Still, given that she was only 22 and was an extraordinarily healthy person, we had a lot of hope that she would be able to fight it. In the coming weeks, we watched (most, from afar) as the paralysis slowly crept up her body all the way to her eyes. And then, it started to subside. We thought she was going to win. But, she didn’t.
It was a scandalous, national story as the issue of workplace safety swirled around her death. Protocol should have meant that Beth was asked to wear goggles in that milieu, but there was no protocol to protect her. It wasn’t the only time in my life where something in my personal life was also a national headline. I can tell you that it’s a very strange, double-vision kind of experience to see your friend on Dateline.
Time marches on – again.
I had moved to Blacksburg for no better reason than to try something different. I was working 4 jobs, and one of those was waitress in a nightclub. At about 2:30 in the morning, as I scrubbed a toilet that some co-ed had puked in, a bit of toilet water flipped up into my eye.
I can only describe this as one of those big, epiphany-like moments. In that instance, everything seemed to distill down to one little kernel of light, and I became one with the universe.
By the time she died in such an untimely way, Beth had danced in Japan and ridden her bike across Europe. She was using all her God-given intelligence and human-given education in the pursuit of knowledge and for the betterment of something she loved.
What if I got sick from this incident?
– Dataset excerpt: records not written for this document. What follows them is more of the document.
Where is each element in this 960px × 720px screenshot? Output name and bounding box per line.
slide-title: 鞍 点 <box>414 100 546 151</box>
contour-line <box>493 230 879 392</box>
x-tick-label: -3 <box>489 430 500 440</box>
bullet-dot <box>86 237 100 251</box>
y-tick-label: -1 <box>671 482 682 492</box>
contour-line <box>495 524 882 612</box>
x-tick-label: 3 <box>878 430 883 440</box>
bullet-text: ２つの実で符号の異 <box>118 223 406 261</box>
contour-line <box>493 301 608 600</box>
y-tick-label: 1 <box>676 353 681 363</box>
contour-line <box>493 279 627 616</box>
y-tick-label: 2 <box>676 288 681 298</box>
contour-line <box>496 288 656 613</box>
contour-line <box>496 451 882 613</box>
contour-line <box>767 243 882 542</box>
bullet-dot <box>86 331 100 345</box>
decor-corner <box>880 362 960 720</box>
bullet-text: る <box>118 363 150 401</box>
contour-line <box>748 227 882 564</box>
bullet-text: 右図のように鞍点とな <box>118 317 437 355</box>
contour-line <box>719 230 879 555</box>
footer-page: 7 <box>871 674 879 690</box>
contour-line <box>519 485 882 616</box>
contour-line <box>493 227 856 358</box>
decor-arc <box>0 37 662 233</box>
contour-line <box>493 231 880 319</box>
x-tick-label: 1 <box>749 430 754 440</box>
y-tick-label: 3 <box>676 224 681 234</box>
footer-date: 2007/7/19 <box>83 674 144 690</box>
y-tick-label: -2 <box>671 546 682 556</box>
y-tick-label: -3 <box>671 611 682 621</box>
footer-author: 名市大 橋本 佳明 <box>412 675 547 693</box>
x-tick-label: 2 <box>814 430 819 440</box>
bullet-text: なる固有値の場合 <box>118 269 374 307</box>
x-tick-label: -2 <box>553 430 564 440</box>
What if I contracted some strange, foreign disease because I was cleaning toilets in a bar?
Not that there’s anything wrong with the janitorial profession – I have continued to have cleaning jobs on-and-off throughout my adulthood to support the bills – but I wasn’t in pursuit of anything greater. I was not using my intelligence, talent, or education for anything other than the internal struggle. Who was I to throw my life away when someone like Beth had hers cut tragically short?
When I came out of my light-kernel moment, I felt like the universe had just thwacked me on the back of the head. Six months later, I was in AmeriCorps. Which led to a full-time job with the YMCA. Which led me to grad school. Which led me to where I am today.
And, I just want to say that I’m so grateful for all those little moments in life that open up a new path, a new understanding. And I’m especially thankful for friends who have helped to light the way.
_______________________________________________________
Just so you know, I’m not the only one that Beth’s passing affected. Her family and friends have established a foundation for the promotion of safety in scientific research. Well done.